What will be the political fallout of all this? Massive global economic dislocations have normally been followed by major changes in the political landscape both at home and abroad. This was certainly true of the Great Depression, which gave rise to the New Deal and to the turbulent international politics of the 1930s. It was also true of the Great Recession, which over the past decade gave rise to a wave of populism, nationalism, and xenophobia, not only in the U.S., but also across Europe and South America.

The severity of the current economic recession and the prospect that unemployment will remain elevated for a number of years are likely to provide a fertile breeding ground for populists on both the far-Right and the far-Left.
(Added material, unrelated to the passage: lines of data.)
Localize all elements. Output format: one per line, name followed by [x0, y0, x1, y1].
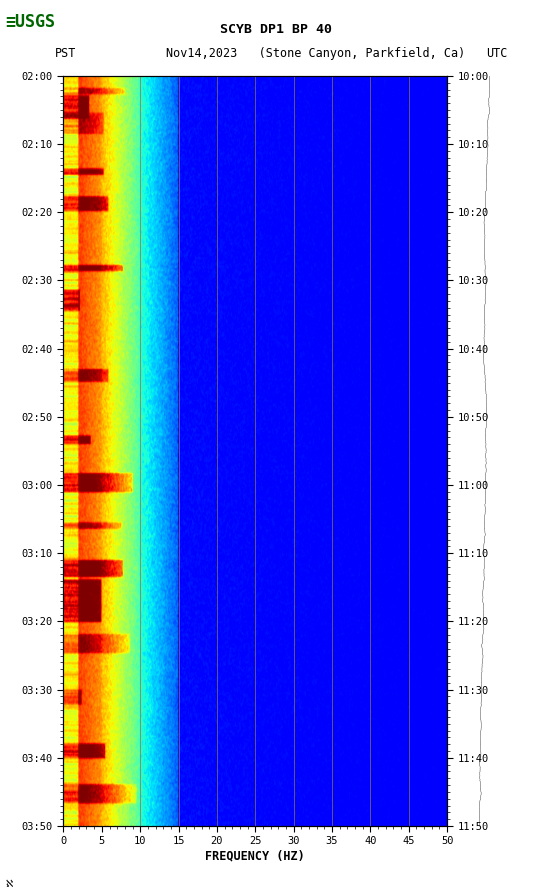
Text: Nov14,2023   (Stone Canyon, Parkfield, Ca): Nov14,2023 (Stone Canyon, Parkfield, Ca): [166, 47, 465, 60]
Text: ℵ: ℵ: [6, 879, 13, 889]
X-axis label: FREQUENCY (HZ): FREQUENCY (HZ): [205, 849, 305, 863]
Text: SCYB DP1 BP 40: SCYB DP1 BP 40: [220, 22, 332, 36]
Text: ≡USGS: ≡USGS: [6, 13, 56, 31]
Text: UTC: UTC: [486, 47, 507, 60]
Text: PST: PST: [55, 47, 77, 60]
That, in turn, is unlikely to be conducive to the restoration of a bipartisan approach to solving the nation’s daunting post-coronavirus economic challenges or to rebuilding a constituency for sound public finances.
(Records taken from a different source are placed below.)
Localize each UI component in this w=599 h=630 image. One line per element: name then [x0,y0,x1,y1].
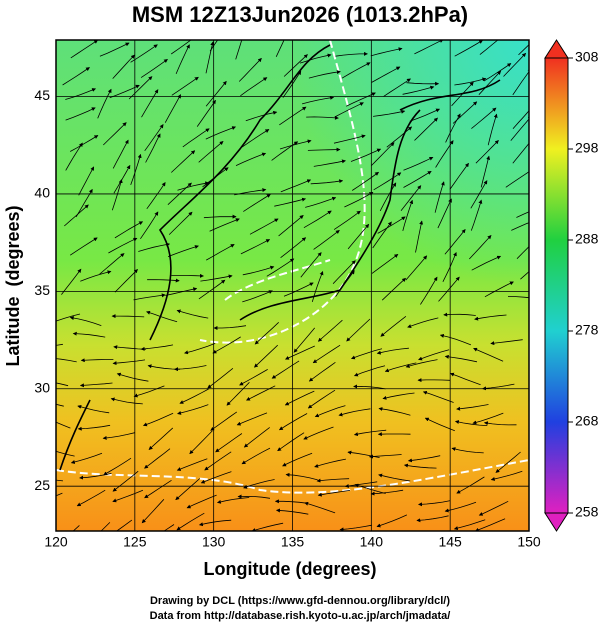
x-tick-label: 140 [360,534,384,550]
y-tick-label: 45 [34,87,50,103]
colorbar-tick-label: 288 [575,231,599,247]
y-tick-label: 30 [34,379,50,395]
colorbar [545,58,568,513]
colorbar-tick-label: 298 [575,140,599,156]
field [32,25,546,547]
colorbar-tick-label: 268 [575,413,599,429]
y-axis-label: Latitude (degrees) [3,205,23,366]
x-tick-label: 125 [123,534,147,550]
y-tick-label: 35 [34,282,50,298]
x-tick-label: 145 [438,534,462,550]
colorbar-min-arrow [545,513,568,531]
x-axis-label: Longitude (degrees) [203,559,376,579]
y-tick-label: 25 [34,477,50,493]
credit: Drawing by DCL (https://www.gfd-dennou.o… [150,595,450,607]
title: MSM 12Z13Jun2026 (1013.2hPa) [132,2,468,27]
y-tick-label: 40 [34,185,50,201]
x-tick-label: 130 [202,534,226,550]
colorbar-tick-label: 278 [575,322,599,338]
credit: Data from http://database.rish.kyoto-u.a… [150,610,451,622]
colorbar-tick-label: 258 [575,504,599,520]
x-tick-label: 120 [44,534,68,550]
colorbar-tick-label: 308 [575,49,599,65]
colorbar-max-arrow [545,40,568,58]
x-tick-label: 135 [281,534,305,550]
x-tick-label: 150 [517,534,541,550]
Equally troubling, the global coronavirus-induced recession could be the prelude to a further souring in international economic relations and to a breakdown in international economic cooperation. Already before the pandemic began, the U.S. appeared to have abrogated its long-standing international economic leadership role by choosing to pursue an America First approach to international economic issues. Judging by U.S.-China tensions over the origins of the coronavirus epidemic, there would seem to be the real danger that the world’s two largest economies will choose to turn inward, much as countries did in the aftermath of the Great Depression.

Hopefully, the world’s economic policymakers will recall how destructive to domestic and world prosperity the undisciplined economic policies at home and the breakdown in international economic cooperation were in the 1930s. Maybe then we can hope that the present coronavirus-induced global recession will not be the forerunner of a lost economic decade — for the United States and the world.

Desmond Lachman is a resident fellow at the American Enterprise Institute. He was formerly a deputy director in the International Monetary Fund’s Policy Development and Review Department and the chief emerging market economic strategist at Salomon Smith Barney.